S&P 500 ends at lowest since June 1
as data fuels rate worries
Tue October 3, 2023 4:41 PM
DJ: 33,433.35 -74.15 NAS: 13,307.77 +88.45 S&P: 4,288.39 +0.34 10/2
DJ: 33,002.38 -430.97 NAS: 13,059.47 -248.31 S&P: 4,229.45
-58.94 10/3
NEW YORK, Oct 3 (Reuters)
- The S&P 500 index closed at its lowest level since June 1 on Tuesday as
economic data underscored the view the Federal Reserve may need to keep
interest rates high. The Dow turned
negative for the year for the first time since June and ended at its lowest
level since May 31. The Nasdaq also closed at its lowest since May 31. Data showed U.S. job openings unexpectedly
increased in August, fueling worries about a tight labor market ahead of
Friday's key U.S. monthly jobs report. Investors
continue to closely watch benchmark Treasury yields, which hit 16-year highs on
Tuesday.
"The scenario that most investors were assuming is the Fed would need to
ultimately cut short-term rates, and we would return to a favorable
interest rate environment," said Rick Meckler, partner at Cherry Lane
Investments, a family investment office in New Vernon, New Jersey. "But investors are seeing a different scenario now -
higher rates for longer." Higher
borrowing costs are a negative for businesses and consumers. All but one S&P 500 sector -
utilities (.SPLRCU) -
were lower on the day, led by declines in consumer discretionary (.SPLRCD) and
technology (.SPLRCT).
Growth companies tend to be among the hardest hit by rising yields.
The Dow Jones Industrial
Average (.DJI) fell 430.97 points,
or 1.29%, to 33,002.38, the S&P 500 (.SPX) lost 58.94 points,
or 1.37%, at 4,229.45 and the Nasdaq Composite (.IXIC) dropped 248.31
points, or 1.87%, to 13,059.47. The CBOE volatility index (.VIX), Wall Street's "fear gauge," hit its highest close since May 24.

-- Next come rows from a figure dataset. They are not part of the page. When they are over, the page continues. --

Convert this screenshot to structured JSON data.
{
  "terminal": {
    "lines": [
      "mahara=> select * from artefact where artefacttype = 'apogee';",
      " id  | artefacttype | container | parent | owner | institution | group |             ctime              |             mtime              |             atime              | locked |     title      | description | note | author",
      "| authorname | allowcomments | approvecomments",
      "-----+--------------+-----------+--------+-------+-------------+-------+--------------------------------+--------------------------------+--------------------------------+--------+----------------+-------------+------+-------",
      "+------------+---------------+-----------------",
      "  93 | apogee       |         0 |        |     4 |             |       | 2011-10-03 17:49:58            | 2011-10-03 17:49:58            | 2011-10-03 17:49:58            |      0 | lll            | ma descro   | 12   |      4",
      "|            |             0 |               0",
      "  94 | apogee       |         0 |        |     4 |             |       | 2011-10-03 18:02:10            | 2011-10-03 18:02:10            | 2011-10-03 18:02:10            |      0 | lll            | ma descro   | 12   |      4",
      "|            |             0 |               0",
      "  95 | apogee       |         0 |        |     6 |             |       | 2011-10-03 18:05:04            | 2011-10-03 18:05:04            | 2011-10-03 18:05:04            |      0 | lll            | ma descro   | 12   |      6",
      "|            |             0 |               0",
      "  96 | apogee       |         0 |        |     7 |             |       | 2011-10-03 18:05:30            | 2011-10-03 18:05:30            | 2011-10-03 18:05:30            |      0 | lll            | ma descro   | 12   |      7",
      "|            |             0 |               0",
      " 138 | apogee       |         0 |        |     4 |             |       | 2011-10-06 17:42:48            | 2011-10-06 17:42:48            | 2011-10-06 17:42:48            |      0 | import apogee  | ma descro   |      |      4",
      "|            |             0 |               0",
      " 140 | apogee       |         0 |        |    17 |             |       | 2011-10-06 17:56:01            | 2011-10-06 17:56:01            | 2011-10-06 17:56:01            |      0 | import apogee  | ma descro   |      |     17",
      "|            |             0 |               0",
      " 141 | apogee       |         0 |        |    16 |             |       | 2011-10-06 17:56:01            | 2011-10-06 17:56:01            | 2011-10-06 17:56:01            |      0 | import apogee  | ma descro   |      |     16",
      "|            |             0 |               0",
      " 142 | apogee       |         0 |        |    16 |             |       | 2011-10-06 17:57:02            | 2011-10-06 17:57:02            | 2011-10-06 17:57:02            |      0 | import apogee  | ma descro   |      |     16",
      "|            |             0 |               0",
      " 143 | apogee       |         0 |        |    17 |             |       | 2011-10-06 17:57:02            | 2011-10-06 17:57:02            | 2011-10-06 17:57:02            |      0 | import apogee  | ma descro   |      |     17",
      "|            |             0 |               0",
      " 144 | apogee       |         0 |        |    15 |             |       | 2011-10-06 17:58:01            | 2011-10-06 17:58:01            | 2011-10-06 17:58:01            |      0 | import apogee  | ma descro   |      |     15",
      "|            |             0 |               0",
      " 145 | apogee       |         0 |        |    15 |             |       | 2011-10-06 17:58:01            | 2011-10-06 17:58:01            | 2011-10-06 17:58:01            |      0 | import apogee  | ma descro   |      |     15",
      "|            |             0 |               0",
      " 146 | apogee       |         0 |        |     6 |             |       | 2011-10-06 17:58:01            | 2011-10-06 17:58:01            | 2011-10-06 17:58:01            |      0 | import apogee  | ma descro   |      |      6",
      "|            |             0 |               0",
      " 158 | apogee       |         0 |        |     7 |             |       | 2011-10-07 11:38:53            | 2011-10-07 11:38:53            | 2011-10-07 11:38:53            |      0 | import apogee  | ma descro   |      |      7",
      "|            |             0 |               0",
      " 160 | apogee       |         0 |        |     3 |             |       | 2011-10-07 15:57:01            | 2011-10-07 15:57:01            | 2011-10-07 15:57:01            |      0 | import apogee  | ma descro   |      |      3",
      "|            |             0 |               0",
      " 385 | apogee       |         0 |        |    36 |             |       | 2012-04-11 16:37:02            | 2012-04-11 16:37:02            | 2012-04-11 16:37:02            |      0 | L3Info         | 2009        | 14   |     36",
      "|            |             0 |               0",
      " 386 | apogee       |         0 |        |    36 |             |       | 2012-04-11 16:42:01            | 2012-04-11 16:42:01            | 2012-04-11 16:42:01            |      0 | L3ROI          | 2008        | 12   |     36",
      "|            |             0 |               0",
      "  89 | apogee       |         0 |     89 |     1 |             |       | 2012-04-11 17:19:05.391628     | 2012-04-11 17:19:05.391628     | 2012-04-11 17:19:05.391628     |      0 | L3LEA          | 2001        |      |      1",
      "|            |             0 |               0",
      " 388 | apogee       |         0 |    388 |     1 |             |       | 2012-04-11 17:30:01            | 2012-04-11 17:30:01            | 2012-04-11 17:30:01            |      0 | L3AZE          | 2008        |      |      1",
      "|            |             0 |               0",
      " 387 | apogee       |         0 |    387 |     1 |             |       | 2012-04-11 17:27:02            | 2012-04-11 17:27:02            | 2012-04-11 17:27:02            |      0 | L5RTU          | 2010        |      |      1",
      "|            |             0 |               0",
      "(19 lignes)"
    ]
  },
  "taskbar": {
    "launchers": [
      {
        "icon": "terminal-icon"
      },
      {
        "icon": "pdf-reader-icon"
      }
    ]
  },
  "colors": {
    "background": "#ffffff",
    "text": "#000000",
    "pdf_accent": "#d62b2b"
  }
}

Atlanta Fed President Raphael Bostic said there is no urgency for the central bank to raise its policy rate again, but it will likely be "a long time" before rate cuts are appropriate. Cleveland Fed President Loretta Mester said she is open to raising rates again, potentially at the bank's next meeting.
Shares of Amazon.com (AMZN.O) and Microsoft (MSFT.O) dropped after Reuters reported British media regulator Ofcom will push for an antitrust investigation into the companies' dominance of the UK cloud computing market. Investors are getting ready for U.S. companies in the coming weeks to begin reporting on the last quarter, with some hoping the results could provide some positive news again for the market.
While the Dow is down 0.4% for the year, the Nasdaq remains up about 25% since Dec. 31 after a rally driven by enthusiasm over artificial intelligence.
Volume on U.S. exchanges
was 11.16 billion shares, compared with
the 10.57 billion average for the full session over the last 20 trading days.
Declining issues outnumbered advancers on the NYSE by a
5.61-to-1 ratio; on Nasdaq, a 3.52-to-1 ratio favored decliners.
The S&P 500 posted one new 52-week high and 63 new lows; the Nasdaq Composite recorded 15 new highs and 439 new lows.